Zagrovic Bojan, Jayachandran Guha, Millett Ian S, Doniach Sebastian, Pande Vijay S
Department of Chemistry and Applied Biosciences, Laboratory of Physical Chemistry, ETH Hönggerberg, Zürich 8093, Switzerland.
J Mol Biol. 2005 Oct 21;353(2):232-41. doi: 10.1016/j.jmb.2005.08.053.
Using synchrotron radiation and the small-angle X-ray scattering technique we have measured the radii of gyration of a series of alanine-based alpha-helix-forming peptides of the composition Ace-(AAKAA)(n)-GY-NH(2), n=2-7, in aqueous solvent at 10(+/-1) degrees C. In contrast to other techniques typically used to study alpha-helices in isolation (such as nuclear magnetic resonance and circular dichroism), small-angle X-ray scattering reports on the global structure of a molecule and, as such, provides complementary information to these other, more sequence-local measuring techniques. The radii of gyration that we measure are, except for the 12-mer, lower than the radii of gyration of ideal alpha-helices or helices with frayed ends of the equivalent sequence-length. For example, the measured radius of gyration of the 37-mer is 14.2(+/-0.6)A, which is to be compared with the radius of gyration of an ideal 37-mer alpha-helix of 17.6A. Attempts are made to analyze the origin of this discrepancy in terms of the analytical Zimm-Bragg-Nagai (ZBN) theory, as well as distributed computing explicit solvent molecular dynamics simulations using two variants of the AMBER force-field. The ZBN theory, which treats helices as cylinders connected by random walk segments, predicts markedly larger radii of gyration than those measured. This is true even when the persistence length of the random walk parts is taken to be extremely short (about one residue). Similarly, the molecular dynamics simulations, at the level of sampling available to us, give inaccurate values of the radii of gyration of the molecules (by overestimating them by around 25% for longer peptides) and/or their helical content. We conclude that even at the short sequences examined here (< or =37 amino acid residues), these alpha-helical peptides behave as fluctuating semi-broken rods rather than straight cylinders with frayed ends.
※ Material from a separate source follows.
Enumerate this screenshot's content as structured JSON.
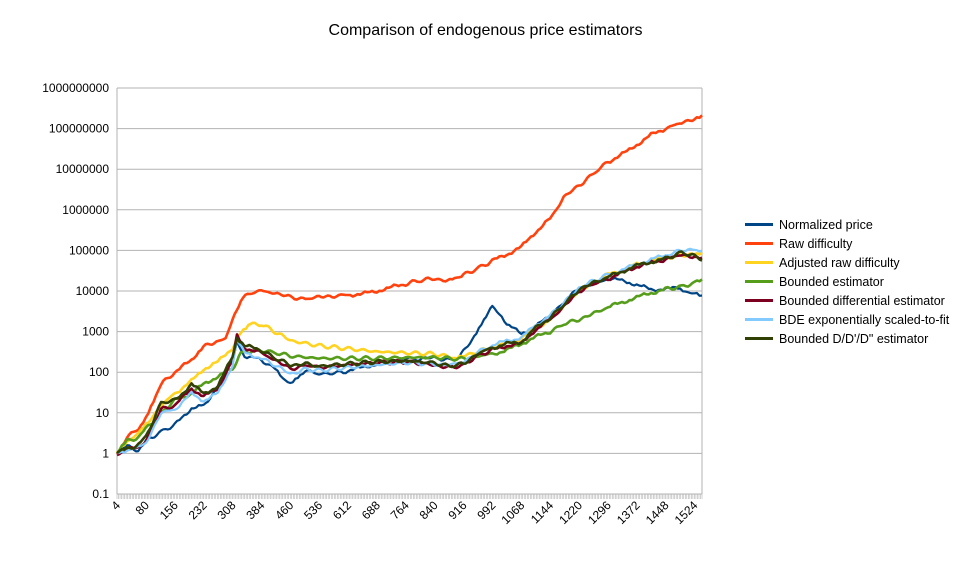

我们使用同步辐射和小角X射线散射技术,在10(±1)℃的水性溶剂中测量了一系列组成Ace-(AAKAA)(n)-GY-NH₂(n = 2 - 7)的基于丙氨酸的α-螺旋形成肽的回转半径。与通常用于单独研究α-螺旋的其他技术(如核磁共振和圆二色性)不同,小角X射线散射报告的是分子的整体结构,因此为这些其他更多基于序列局部测量的技术提供了补充信息。我们测量的回转半径,除了12聚体,都低于理想α-螺旋或具有等效序列长度且末端磨损的螺旋的回转半径。例如,37聚体的测量回转半径为14.2(±0.6)Å,与之相比,理想的37聚体α-螺旋的回转半径为17.6 Å。我们尝试根据解析的齐姆-布拉格-永井(ZBN)理论以及使用AMBER力场的两种变体进行分布式计算显式溶剂分子动力学模拟来分析这种差异的来源。ZBN理论将螺旋视为由随机游走段连接的圆柱体,预测的回转半径明显大于测量值。即使将随机游走部分的持久长度设为极短(约一个残基),情况也是如此。同样,在我们可用的采样水平下,分子动力学模拟给出的分子回转半径值不准确(对于较长的肽,高估约25%)和/或其螺旋含量不准确。我们得出结论,即使在此处研究的短序列(≤37个氨基酸残基)中,这些α-螺旋肽的行为也像是波动的半断杆,而不是末端磨损的直圆柱体。